Studying music has also let him to become a teacher himself. In addition to leading the youth choir at Kentucky Refugee Ministries, he also teaches students through other organizations like the Central Music Academy and Lexington Parks and Rec. As a teacher, he says, while his style of instruction might be unconventional, his goal is to show each student not just how to play, but how to feel the music.
“A lot of how I teach is via route, I use the books and everything like we need to, like, every student has to have a certain repertoire, but you spend a lot of time saying ‘ok, I’m gonna show you this rhythm, you give it a try, alright, well ok, try not to be so stiff, loosen up, fluid, water, that kind of thing’ and I think that’s how it kind of blends, the concept of feel along with technique, I think it blends that way.”
When he’s not teaching music, Cornelison performs with different bands around town.

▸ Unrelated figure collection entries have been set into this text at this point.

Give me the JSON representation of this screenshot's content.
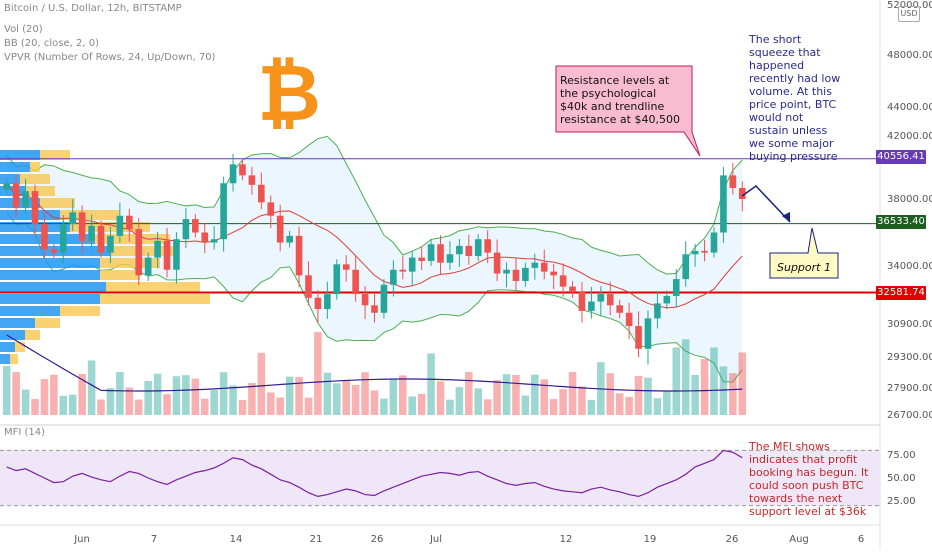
{
  "header": {
    "symbol": "Bitcoin / U.S. Dollar, 12h, BITSTAMP",
    "vol": "Vol (20)",
    "bb": "BB (20, close, 2, 0)",
    "vpvr": "VPVR (Number Of Rows, 24, Up/Down, 70)",
    "mfi": "MFI (14)"
  },
  "currency_badge": "USD",
  "annotations": {
    "resistance": "Resistance levels at the psychological $40k and trendline resistance at $40,500",
    "squeeze": "The short squeeze that happened recently had low volume. At this price point, BTC would not sustain unless we some major buying pressure",
    "support": "Support 1",
    "mfi_note": "The MFI shows indicates that profit booking has begun. It could soon push BTC towards the next support level at $36k"
  },
  "colors": {
    "up": "#26a69a",
    "down": "#ef5350",
    "resistance_line": "#673ab7",
    "support_line": "#1b5e20",
    "red_line": "#e00000",
    "bb_band": "#4caf50",
    "bb_basis": "#e53935",
    "bitcoin_logo": "#f7931a",
    "mfi_band": "#efe7f7"
  },
  "chart_data": [
    {
      "type": "line",
      "title": "Bitcoin / U.S. Dollar, 12h, BITSTAMP",
      "ylabel": "USD",
      "ylim": [
        26700,
        52000
      ],
      "y_ticks": [
        52000,
        48000,
        44000,
        42000,
        38000,
        34000,
        30900,
        29300,
        27900,
        26700
      ],
      "y_tick_labels": [
        "52000.00",
        "48000.00",
        "44000.00",
        "42000.00",
        "38000.00",
        "34000.00",
        "30900.00",
        "29300.00",
        "27900.00",
        "26700.00"
      ],
      "x_ticks": [
        "Jun",
        "7",
        "14",
        "21",
        "26",
        "Jul",
        "12",
        "19",
        "26",
        "Aug",
        "6"
      ],
      "horizontal_levels": [
        {
          "name": "resistance",
          "value": 40556.41,
          "label": "40556.41"
        },
        {
          "name": "support",
          "value": 36533.4,
          "label": "36533.40"
        },
        {
          "name": "key-support",
          "value": 32581.74,
          "label": "32581.74"
        }
      ],
      "series": [
        {
          "kind": "close",
          "values": [
            39000,
            37500,
            38500,
            36500,
            35000,
            34800,
            36500,
            37200,
            35500,
            36400,
            34800,
            35800,
            37000,
            36200,
            33500,
            34500,
            35500,
            33800,
            35600,
            36800,
            36000,
            35400,
            35600,
            39000,
            40200,
            39500,
            38900,
            37800,
            37000,
            35400,
            35800,
            33500,
            32300,
            31700,
            32500,
            34100,
            33800,
            32500,
            31900,
            31500,
            33000,
            33800,
            33700,
            34500,
            34300,
            35300,
            34200,
            34700,
            35200,
            34600,
            35600,
            34800,
            33600,
            33800,
            33200,
            33900,
            34200,
            33700,
            33500,
            32900,
            32600,
            31600,
            32100,
            32500,
            31900,
            31500,
            30800,
            29700,
            31200,
            32000,
            32400,
            33300,
            34700,
            34900,
            34800,
            36000,
            39500,
            38700,
            38000
          ]
        }
      ]
    },
    {
      "type": "bar",
      "title": "Vol (20)",
      "y_ticks": [],
      "note": "volume bars and moving average, relative units"
    },
    {
      "type": "line",
      "title": "MFI (14)",
      "ylim": [
        0,
        100
      ],
      "y_ticks": [
        75,
        50,
        25
      ],
      "y_tick_labels": [
        "75.00",
        "50.00",
        "25.00"
      ],
      "band": [
        20,
        80
      ],
      "series": [
        {
          "values": [
            62,
            58,
            60,
            55,
            50,
            45,
            46,
            52,
            55,
            51,
            48,
            46,
            52,
            57,
            55,
            50,
            46,
            43,
            48,
            52,
            56,
            58,
            61,
            66,
            72,
            70,
            64,
            60,
            54,
            48,
            45,
            40,
            34,
            30,
            32,
            35,
            38,
            36,
            32,
            31,
            36,
            40,
            44,
            48,
            52,
            54,
            56,
            55,
            53,
            56,
            57,
            52,
            48,
            44,
            42,
            44,
            45,
            41,
            38,
            36,
            35,
            34,
            38,
            40,
            37,
            35,
            32,
            30,
            34,
            40,
            44,
            48,
            54,
            62,
            66,
            70,
            80,
            78,
            72
          ]
        }
      ]
    }
  ]
}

The two he is most known for are DAD, short for Damned African Descendants and Frustrate. Both bands are different stylistically, but Cornelison says they both have goals of accomplishing the same thing, outside of music.
“They kind of have the same ideals, like DAD is kind of that, anecdotal narrative, we’re describing life as a brown person or a person of color, whereas Frustrate is really, aggressively, denouncing the discriminatory predator, if you can ever discern any of Nick’s [Pulliam] lyrics, he’s calling out bigots, it’s the more in your face version of the protest against the rising discrimination in this country and in this world.”
Justin Cornelison performs with DAD, which stands for Damned African Descendants and Frustrate. More information about Cornelison and his projects can be found at lexingtonmusicproject.wordpress.com or at SambaLex.org. Cornelison will be performing in the production of Dream Girls at the Kentucky Conservatory Theatre until January 29th.